Sascha Wilson

While most people were adhering to the COVID-19 Stay-at-Home restrictions, 25 hectares of the Eccesville Windbelt Reserve in Rio Claro were bulldozed by rogue farmers desperate for state land to expand their agricultural business.

An investigation has been launched by the Ministry of Agriculture, Land and Fisheries’ Forestry Division but it is unlikely the culprits will ever be brought to justice.

Forestry workers said it was an expensive high-level operation with an intricate network system comprising large and small farmers and even villagers. Agriculture Minister Clarence Rambharat, however, believes the rogue farmers have police connections and forestry workers may be turning a blind eye. He said he has reported the matter to Police Commissioner Gary Griffith, who promised to take action.

Over the years, illegal farmers have been squatting on 150 hectares in the forest reserve and destroyed the habitats of several species of wildlife. Various crops, including chadon beni, plantain, dasheen and pimentoes have been planted on the land.

Just last December, another area not far from where the 25 hectares were destroyed, off MacMohan Road, was bulldozed and a large pond was dug to supply water for the crops.

Through the forest on the way to those sites on Tuesday, the Guardian Media crew observed tracks, clearings with camps and agricultural crops, as well as manmade ponds. About a mile inside the forest, a pick-up van with several male occupants was spotted transporting bags of chadon beni out the area.

Concerned about the increased squatting in the reserve, Forrester Three Sunpaul Laloo, who is attached to the South-East Conservancy, called for forest officers to be given more power. “We need legislation where forest officers are empowered under the State Lands Act and all the governing acts. As it is now, we are governed under the Forest Act, the state land officers are under the State Lands Act. So we have to report the squatting to state land officers and then state land officers will issue their quit notices.”

Laloo, who was among a group of Forestry Division workers investigating the incident, said all forest officers should also be precepted.

Concerned that some animals could become extinct in the area if drastic measures are not taken, Forrester Two Goolab Ramroop said access to the forest reserves should restricted to only persons with a permit.

Explaining why it was difficult to apprehend the perpetrators, Laloo said, “Inside here is a covert operation, you have a lot of networking. So you realise coming in here we came through Legendre Road, Rajpaul Trace, Noel Trace and then MacMohan Road, because of the networking the entire village is connected to this squatting.”

Saddened by the displaced animals, he added, “It is very sad to see all this indiscriminate squatting by these farmers, who just look at it in terms of dollars and cents. It is really sad what is going on and it is sad for the animals who we are empowered to help, to save and protect, the monkeys, the parrots, the birds, the wildlife.”
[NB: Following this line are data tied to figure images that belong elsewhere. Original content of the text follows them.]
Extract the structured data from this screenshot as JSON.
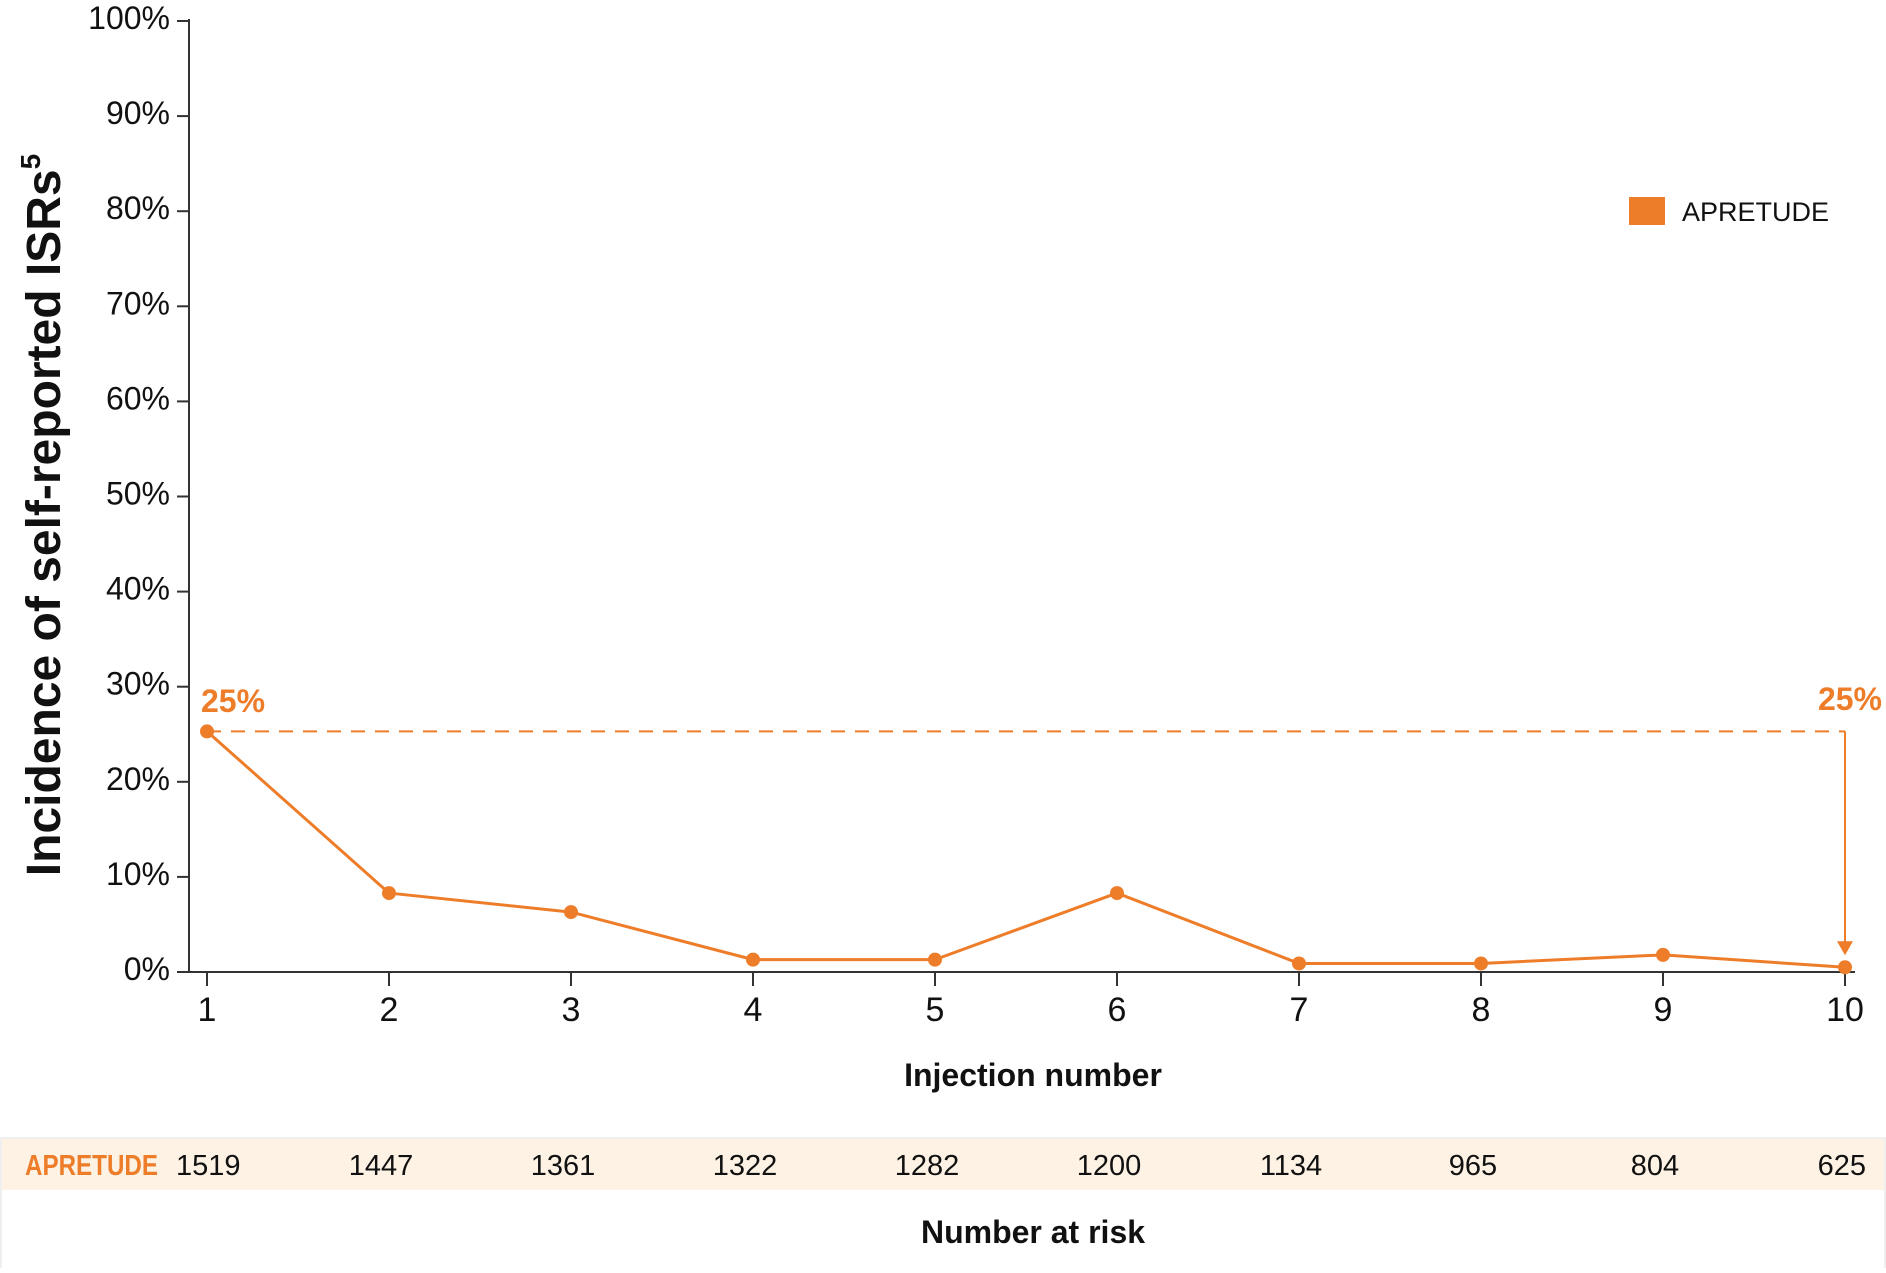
{
  "colors": {
    "series": "#ee7d2a",
    "axis": "#333333",
    "text": "#111111",
    "risk_band": "#fdf2e4",
    "risk_border": "#efefef"
  },
  "chart_data": {
    "type": "line",
    "x": [
      1,
      2,
      3,
      4,
      5,
      6,
      7,
      8,
      9,
      10
    ],
    "series": [
      {
        "name": "APRETUDE",
        "values": [
          25.3,
          8.3,
          6.3,
          1.3,
          1.3,
          8.3,
          0.9,
          0.9,
          1.8,
          0.5
        ]
      }
    ],
    "xlabel": "Injection number",
    "ylabel_main": "Incidence of self-reported ISRs",
    "ylabel_sup": "5",
    "ylim": [
      0,
      100
    ],
    "xlim": [
      1,
      10
    ],
    "yticks": [
      0,
      10,
      20,
      30,
      40,
      50,
      60,
      70,
      80,
      90,
      100
    ],
    "ytick_labels": [
      "0%",
      "10%",
      "20%",
      "30%",
      "40%",
      "50%",
      "60%",
      "70%",
      "80%",
      "90%",
      "100%"
    ],
    "xtick_labels": [
      "1",
      "2",
      "3",
      "4",
      "5",
      "6",
      "7",
      "8",
      "9",
      "10"
    ],
    "legend": {
      "placement": "top-right",
      "label": "APRETUDE"
    },
    "reference_line": {
      "y": 25.3,
      "style": "dashed"
    },
    "annotations": {
      "start_label": "25%",
      "end_label": "25%"
    },
    "number_at_risk": {
      "row_label": "APRETUDE",
      "values": [
        "1519",
        "1447",
        "1361",
        "1322",
        "1282",
        "1200",
        "1134",
        "965",
        "804",
        "625"
      ],
      "title": "Number at risk"
    }
  }
}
Rambharat said raised the matter with Conservator of Forests Denny Dipchansingh since last March after he visited areas in Ecclesville, Tableland and other parts of South-East Trinidad where forest reserve was being cleared.

While there are several vacancies in the Forestry Division, he said, “We can do better with the manpower we have at the Forestry Division. These persons should have been found and charged since March 2019.”

However, he also agreed they should be precepted and given law enforcement training.